回京已經半個月了,朱樳徹底進入了養老狀態。
每天睡到日上三竿,起來吃早飯,然後要麼在府裡陪觀音奴,要麼進宮陪馬皇後,偶爾帶著大丫和朱雄英滿城瞎逛。
至於朝政...
打仗...
跟他冇關係。
這天早上,朱樳正躺在竹椅裡啃西瓜,觀音奴在旁邊繡花,她現在的女紅已經像模像樣了,至少繡的鴛鴦不再像受傷的鴨子。
「夫君,今日還進宮嗎?」觀音奴問。
「去,娘說今天做酸梅湯。
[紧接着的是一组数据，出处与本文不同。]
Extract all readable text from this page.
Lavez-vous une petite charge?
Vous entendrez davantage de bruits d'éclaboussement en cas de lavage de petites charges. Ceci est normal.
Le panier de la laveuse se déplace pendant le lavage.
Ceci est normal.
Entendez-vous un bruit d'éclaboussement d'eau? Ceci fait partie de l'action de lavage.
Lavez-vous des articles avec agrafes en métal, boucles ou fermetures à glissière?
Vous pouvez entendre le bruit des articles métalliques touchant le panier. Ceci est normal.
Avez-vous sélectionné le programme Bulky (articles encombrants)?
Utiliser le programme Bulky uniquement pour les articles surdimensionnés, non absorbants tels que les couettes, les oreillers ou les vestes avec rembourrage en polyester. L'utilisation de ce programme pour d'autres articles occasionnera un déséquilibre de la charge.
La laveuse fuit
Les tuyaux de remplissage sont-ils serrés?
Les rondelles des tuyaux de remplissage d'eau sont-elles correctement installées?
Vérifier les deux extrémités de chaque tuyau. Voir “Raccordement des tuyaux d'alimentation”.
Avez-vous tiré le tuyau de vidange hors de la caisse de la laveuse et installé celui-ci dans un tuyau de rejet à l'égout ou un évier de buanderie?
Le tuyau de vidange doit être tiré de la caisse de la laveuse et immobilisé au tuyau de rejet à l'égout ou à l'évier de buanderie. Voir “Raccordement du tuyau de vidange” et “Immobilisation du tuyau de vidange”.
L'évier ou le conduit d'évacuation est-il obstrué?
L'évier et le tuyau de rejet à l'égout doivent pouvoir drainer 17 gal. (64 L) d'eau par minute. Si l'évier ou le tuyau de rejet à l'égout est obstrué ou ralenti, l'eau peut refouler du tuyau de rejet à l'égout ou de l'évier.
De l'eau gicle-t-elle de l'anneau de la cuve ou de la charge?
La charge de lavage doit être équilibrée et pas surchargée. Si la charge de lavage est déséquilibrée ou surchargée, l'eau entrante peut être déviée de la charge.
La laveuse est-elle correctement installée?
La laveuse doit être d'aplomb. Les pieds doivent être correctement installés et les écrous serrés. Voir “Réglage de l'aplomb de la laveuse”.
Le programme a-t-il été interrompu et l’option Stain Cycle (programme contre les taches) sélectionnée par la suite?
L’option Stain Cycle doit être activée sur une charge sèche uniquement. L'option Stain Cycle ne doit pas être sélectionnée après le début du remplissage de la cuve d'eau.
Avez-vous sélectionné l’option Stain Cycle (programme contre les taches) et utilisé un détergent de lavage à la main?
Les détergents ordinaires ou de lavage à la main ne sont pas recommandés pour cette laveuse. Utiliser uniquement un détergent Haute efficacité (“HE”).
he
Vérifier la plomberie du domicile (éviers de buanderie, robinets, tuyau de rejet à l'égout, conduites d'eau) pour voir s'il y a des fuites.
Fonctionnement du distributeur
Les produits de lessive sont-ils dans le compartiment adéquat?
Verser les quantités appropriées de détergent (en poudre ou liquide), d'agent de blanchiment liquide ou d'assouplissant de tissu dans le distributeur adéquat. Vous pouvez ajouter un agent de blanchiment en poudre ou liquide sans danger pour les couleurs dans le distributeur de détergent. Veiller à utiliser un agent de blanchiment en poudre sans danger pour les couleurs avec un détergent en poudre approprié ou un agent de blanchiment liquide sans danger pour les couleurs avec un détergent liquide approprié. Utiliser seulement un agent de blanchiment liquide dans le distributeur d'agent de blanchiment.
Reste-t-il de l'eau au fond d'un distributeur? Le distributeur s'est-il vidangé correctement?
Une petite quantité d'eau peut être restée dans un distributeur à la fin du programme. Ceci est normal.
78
」朱樳吐出一粒西瓜子,精準地吐進三步外的痰盂裡。
話音剛落,府門外傳來馬蹄聲。
緊接著是青梅的通報聲道:「殿下,太子殿下派人來請。」
朱樳懶洋洋起身說道:「大哥找我有事?」
一個東宮太監小跑進來,躬身道:「武王殿下,太子請您去東宮一趟,說…有事相商。」
「啥事啊?」朱樳撓頭問道。
「奴婢不知,太子隻說讓您務必去。」太監賠笑道。
朱樳哦了一聲,對觀音奴說道:「媳婦,我去趟大哥那兒,中午要是回不來,你自己吃飯。」
「好,跟大哥好好說話,別又睡著了。」觀音奴點頭,又補充道。
上次朱標找朱樳議事,朱樳聽著聽著打起了呼嚕。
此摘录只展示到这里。